O aparecimento das gueixas se deu no século 17, surgiram como cantoras e dançarinas, mas no início, as Gueixas eram homens e eles trabalhavam com entretenimento por todo o Japão. As restrições sociais determinavam que as mulheres não poderiam oferecer diversão em uma festa. Esses homens cuidavam das conversas, faziam performances artísticas e elogios aos convidados, nobres e outros membros da aristocracia.Por volta do século 18, surgiram as primeiras Gueixas femininas, que dominaram a profissão desde então. As poucas mulheres que entram no mundo das gueixas são atraídas pela imagem romântica ou pelo amor as artes tradicionais. Mas antes da Segunda Guerra Mundial, a maior parte delas não tinha escolha: nascia no ramo ou era obrigada a entrar nele para sobreviver.
Em uma sociedade em que o papel da mulher se restringia a ficar em casa ou no bordel, as gueixas conquistaram para si um espaço separado, criando uma comunidade que ficou conhecida como “o mundo da flor e do salgueiro”.
Elas se vestiam com quimonos de seda luxuosos – que podiam custar milhares de dólares – e buscavam a perfeição por meio da maquilagem e das maneiras educadíssimas.
Já a mulher brasileira está tendo grande importância e reconhecimento no nosso país. Elas estão no mundo da política, da literatura, das artes e em muitos outros, ocupando espaços que antes eram somente masculinos.No campo de trabalho, houve muitos avanços, principalmente com a criação de leis de proteção e incentivo ao trabalho da mulher. Entretanto, restam muitas barreiras a serem derrubadas. Mulheres que exercem os mesmos cargos de homens ganham menos e suas qualificações são pouco conhecidas. No entanto, não deixam de ser úteis, dependendo da especialidade de cada uma.
Embora a visão que o resto do mundo faça da mulher brasileira seja denegrida (até mesmo pelo famoso carnaval), elas possuem um ímpeto guerreiro pela sobrevivência, pois fazendo parte de um país subdesenvolvido, onde a oferta de emprego é pequena, encontram soluções que não necessariamente a prostituição (como é a crença geral).

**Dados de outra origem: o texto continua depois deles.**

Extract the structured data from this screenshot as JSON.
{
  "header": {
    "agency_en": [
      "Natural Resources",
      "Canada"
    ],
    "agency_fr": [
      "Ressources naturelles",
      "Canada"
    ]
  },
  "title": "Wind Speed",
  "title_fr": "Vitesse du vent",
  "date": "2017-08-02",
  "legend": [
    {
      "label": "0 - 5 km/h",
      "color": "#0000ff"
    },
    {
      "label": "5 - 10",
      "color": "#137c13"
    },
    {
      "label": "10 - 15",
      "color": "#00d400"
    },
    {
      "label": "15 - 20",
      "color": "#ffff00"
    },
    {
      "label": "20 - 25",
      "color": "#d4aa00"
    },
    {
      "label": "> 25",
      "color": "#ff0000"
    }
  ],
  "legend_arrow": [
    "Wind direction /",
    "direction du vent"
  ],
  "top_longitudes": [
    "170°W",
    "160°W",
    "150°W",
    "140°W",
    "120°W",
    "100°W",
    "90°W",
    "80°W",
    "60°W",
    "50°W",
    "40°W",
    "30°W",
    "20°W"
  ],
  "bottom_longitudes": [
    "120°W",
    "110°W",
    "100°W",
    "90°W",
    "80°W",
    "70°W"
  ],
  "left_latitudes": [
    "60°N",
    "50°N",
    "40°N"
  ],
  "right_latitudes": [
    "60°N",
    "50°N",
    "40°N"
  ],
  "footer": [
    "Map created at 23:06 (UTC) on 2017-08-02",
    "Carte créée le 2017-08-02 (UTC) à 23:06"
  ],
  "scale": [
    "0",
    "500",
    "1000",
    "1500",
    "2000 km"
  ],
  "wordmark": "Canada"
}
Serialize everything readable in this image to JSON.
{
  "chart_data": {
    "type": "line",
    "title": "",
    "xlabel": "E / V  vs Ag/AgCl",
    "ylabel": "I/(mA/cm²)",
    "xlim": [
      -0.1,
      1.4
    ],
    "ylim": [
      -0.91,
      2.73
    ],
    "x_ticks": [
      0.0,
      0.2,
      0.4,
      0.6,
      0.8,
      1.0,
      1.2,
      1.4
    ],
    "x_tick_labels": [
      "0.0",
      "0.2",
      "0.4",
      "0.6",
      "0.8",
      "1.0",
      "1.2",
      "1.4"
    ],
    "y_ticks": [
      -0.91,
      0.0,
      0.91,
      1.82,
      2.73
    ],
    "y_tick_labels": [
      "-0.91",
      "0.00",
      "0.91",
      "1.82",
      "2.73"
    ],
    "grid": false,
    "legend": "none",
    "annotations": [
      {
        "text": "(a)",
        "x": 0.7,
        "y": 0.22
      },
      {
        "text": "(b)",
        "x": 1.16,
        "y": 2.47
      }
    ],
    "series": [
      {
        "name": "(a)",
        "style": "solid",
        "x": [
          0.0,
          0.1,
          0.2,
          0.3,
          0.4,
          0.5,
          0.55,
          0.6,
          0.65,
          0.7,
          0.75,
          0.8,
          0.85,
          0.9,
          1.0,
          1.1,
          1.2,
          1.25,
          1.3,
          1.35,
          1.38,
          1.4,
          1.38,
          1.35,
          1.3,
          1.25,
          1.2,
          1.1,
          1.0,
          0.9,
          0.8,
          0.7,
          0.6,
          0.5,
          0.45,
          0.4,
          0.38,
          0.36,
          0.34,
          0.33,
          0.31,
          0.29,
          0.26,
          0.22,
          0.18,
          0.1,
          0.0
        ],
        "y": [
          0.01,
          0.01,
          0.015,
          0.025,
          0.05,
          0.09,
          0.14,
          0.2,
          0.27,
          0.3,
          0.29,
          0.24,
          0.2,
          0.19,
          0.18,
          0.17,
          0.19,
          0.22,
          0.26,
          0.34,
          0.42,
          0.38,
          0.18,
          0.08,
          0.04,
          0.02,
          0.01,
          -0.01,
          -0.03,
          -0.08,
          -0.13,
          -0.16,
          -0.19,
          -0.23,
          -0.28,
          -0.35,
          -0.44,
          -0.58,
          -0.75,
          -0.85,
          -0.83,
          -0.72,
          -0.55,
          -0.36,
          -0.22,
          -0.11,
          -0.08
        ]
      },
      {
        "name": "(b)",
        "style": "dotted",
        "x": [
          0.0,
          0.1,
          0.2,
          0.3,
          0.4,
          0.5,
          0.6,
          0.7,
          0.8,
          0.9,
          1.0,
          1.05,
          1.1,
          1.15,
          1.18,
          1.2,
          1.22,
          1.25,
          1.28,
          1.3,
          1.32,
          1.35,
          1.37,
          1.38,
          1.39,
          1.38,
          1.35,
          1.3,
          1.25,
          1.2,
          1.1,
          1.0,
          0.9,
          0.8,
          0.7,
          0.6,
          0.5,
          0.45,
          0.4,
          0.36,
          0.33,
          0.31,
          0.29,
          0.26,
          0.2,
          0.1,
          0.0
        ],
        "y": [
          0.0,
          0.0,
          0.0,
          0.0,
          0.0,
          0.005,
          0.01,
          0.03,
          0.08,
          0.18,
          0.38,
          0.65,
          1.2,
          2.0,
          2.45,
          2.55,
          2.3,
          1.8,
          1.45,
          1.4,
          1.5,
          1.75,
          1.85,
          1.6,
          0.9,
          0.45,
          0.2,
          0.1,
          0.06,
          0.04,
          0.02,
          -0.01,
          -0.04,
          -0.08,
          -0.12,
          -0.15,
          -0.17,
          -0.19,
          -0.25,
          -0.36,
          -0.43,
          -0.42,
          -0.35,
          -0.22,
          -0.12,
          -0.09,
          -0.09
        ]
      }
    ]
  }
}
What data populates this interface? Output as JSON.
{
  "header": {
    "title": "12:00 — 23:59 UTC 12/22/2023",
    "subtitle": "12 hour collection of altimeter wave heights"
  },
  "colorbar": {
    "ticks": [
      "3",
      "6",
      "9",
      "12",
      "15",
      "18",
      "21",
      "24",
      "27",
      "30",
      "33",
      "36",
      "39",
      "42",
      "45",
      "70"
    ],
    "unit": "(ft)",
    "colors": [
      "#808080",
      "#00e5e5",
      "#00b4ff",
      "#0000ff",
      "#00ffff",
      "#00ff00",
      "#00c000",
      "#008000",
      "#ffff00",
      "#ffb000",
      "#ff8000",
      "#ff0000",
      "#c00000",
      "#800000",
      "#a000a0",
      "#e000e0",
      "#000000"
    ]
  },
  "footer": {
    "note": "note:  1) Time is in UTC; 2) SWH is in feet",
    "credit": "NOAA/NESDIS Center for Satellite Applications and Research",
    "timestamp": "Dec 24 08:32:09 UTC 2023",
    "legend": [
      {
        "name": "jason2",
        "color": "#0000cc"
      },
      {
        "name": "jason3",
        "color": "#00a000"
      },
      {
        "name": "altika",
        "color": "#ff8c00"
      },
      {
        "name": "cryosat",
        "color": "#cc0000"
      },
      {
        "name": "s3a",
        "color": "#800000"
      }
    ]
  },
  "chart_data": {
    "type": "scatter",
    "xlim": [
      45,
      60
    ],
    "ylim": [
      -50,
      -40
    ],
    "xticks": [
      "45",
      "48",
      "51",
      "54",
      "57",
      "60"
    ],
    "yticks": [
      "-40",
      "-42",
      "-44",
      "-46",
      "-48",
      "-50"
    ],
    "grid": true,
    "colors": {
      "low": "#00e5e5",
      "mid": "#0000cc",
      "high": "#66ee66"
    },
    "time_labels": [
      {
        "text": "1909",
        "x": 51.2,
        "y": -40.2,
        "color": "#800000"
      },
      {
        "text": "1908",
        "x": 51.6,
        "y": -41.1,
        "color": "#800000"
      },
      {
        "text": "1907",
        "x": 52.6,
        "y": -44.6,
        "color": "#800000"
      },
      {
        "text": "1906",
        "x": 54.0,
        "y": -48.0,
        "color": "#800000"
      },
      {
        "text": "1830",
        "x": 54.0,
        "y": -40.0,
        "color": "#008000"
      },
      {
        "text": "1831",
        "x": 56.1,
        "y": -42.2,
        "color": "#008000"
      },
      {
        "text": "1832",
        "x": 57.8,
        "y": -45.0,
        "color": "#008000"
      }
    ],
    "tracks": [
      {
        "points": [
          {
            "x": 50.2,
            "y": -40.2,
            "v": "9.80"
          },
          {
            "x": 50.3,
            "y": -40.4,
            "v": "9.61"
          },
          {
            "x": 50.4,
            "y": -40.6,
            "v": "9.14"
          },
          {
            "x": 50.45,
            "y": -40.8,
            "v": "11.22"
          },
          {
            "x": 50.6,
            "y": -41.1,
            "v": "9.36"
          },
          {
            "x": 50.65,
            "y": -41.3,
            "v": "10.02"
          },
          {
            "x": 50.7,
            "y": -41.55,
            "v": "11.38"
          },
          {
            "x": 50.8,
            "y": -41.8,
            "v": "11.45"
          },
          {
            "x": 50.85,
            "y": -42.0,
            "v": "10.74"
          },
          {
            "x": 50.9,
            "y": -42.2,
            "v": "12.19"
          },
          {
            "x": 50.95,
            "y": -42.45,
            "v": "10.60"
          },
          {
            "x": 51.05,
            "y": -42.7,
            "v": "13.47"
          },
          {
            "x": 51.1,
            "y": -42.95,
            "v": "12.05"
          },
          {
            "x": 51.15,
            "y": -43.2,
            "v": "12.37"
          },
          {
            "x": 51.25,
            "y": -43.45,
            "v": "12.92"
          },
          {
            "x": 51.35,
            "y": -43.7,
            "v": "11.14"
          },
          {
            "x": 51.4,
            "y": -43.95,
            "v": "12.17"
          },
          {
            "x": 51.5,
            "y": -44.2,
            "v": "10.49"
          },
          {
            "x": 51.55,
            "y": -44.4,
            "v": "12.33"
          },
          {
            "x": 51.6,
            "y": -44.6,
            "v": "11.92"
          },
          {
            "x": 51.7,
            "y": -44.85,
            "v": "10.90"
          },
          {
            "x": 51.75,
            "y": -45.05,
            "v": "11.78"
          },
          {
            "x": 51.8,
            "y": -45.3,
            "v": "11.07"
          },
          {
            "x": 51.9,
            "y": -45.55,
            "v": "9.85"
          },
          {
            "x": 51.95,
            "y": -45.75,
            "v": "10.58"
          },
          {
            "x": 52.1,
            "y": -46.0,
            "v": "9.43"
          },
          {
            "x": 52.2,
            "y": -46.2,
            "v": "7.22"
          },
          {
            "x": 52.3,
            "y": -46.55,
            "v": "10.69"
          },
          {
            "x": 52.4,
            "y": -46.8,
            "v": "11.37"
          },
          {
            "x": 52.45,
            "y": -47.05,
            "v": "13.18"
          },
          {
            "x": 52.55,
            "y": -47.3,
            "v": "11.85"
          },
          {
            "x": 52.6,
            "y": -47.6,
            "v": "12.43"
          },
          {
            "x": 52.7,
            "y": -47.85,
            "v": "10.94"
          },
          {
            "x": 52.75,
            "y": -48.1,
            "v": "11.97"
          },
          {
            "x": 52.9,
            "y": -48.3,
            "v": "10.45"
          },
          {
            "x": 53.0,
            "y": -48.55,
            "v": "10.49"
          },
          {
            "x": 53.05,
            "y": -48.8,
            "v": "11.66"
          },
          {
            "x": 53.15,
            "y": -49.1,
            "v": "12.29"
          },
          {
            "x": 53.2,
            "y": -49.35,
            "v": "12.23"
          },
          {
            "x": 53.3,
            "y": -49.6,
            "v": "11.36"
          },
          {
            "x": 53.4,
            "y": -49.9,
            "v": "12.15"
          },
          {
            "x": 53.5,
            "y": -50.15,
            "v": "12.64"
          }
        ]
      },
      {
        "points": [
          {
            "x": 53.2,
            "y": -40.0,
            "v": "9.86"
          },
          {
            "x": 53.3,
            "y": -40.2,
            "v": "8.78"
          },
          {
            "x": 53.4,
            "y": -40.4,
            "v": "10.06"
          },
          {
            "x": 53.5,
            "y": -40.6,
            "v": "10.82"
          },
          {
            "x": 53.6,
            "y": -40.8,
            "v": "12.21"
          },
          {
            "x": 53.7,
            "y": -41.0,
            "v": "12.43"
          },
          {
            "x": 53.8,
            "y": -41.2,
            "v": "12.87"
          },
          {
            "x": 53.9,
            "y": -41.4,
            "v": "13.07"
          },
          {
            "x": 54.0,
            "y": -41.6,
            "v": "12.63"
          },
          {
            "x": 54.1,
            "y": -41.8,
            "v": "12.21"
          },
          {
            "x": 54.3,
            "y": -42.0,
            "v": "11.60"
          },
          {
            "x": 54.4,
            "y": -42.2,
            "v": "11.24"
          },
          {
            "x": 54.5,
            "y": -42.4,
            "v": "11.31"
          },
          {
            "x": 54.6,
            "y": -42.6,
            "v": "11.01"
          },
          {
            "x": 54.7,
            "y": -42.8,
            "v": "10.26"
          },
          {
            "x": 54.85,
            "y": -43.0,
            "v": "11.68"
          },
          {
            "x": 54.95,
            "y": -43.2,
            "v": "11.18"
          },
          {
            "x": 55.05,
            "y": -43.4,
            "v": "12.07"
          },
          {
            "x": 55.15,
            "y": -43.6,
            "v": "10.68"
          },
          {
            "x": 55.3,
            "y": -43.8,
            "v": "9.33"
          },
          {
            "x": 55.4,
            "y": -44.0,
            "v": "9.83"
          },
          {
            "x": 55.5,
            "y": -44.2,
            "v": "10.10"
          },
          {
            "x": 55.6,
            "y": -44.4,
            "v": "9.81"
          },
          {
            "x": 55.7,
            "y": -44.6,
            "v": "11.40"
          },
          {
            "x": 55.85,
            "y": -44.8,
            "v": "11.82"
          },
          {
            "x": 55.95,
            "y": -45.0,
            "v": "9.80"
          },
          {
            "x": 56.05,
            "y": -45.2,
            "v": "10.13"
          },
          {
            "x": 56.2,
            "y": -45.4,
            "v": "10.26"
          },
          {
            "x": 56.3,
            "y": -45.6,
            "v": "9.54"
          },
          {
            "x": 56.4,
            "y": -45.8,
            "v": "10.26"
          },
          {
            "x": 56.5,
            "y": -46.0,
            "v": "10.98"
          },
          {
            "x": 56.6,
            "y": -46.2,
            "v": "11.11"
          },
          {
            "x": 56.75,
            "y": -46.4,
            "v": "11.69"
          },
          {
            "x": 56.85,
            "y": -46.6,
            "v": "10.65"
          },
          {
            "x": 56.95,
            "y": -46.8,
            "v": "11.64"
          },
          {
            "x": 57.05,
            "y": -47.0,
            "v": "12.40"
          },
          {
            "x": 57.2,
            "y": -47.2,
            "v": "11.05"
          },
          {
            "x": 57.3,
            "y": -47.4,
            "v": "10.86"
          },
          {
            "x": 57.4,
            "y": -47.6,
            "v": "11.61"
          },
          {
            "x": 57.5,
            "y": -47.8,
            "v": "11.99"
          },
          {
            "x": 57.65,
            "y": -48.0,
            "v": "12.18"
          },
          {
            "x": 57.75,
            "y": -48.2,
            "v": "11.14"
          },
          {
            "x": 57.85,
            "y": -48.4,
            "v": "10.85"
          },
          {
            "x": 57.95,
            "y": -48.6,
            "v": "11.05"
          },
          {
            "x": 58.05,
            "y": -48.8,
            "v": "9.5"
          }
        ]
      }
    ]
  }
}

A educação da mulher brasileira mistura-se aos hábitos culturais adquiridos desde a infância, e não depende de nível social, apesar da grande diferença econômica.
A mulher brasileira tem lutado ao longo de toda a nossa história para conseguir seu espaço, mesmo vivendo em uma sociedade paternalista, preconceituosa e discriminatória.
No período colonial, a mulher era tida como uma propriedade. Primeiramente era propriedade do pai, pois arranjava o casamento da filha como se fosse uma transação comercial. Depois, era propriedade do marido, que esperava que a esposa fosse uma boa dona de casa e mãe, sendo dispensável o conhecimento e a cultura, para que ela não contestasse sua condição de submissão.
Hoje em dia essa tradição não é mais praticada, deixando opções de escolha (a elas). A mulher pode casar-se quantas vezes quiser, com quem quiser, podendo também viver de forma independente. As brasileiras também tem um relacionamento forte com a família, as vezes preferindo ficar com ela do que envolver-se com homens.
Por fim e com possível entusiasmo, um novo mundo é construído em nossas mentes. Vemos em cada país, em cada nação, mulheres com culturas e com vidas diferentes, mas com necessidades e sonhos, com as mesmas buscas de sobrevivência e felicidade.
Com essa nova forma de pensar, começamos a ver o mundo com novos olhares e a perceber tudo o que nos une: a beleza, a delicadeza a vaidades e nossos segredos.
Esse novo pensamento nos revelou que o universo feminino é único, sensível e inesperado, nos colocando diante de novas descobertas.
TEXTO ESCRITO PELAS ALUNAS DO EXUPÉRY COM MINHA ORIENTAÇÃO.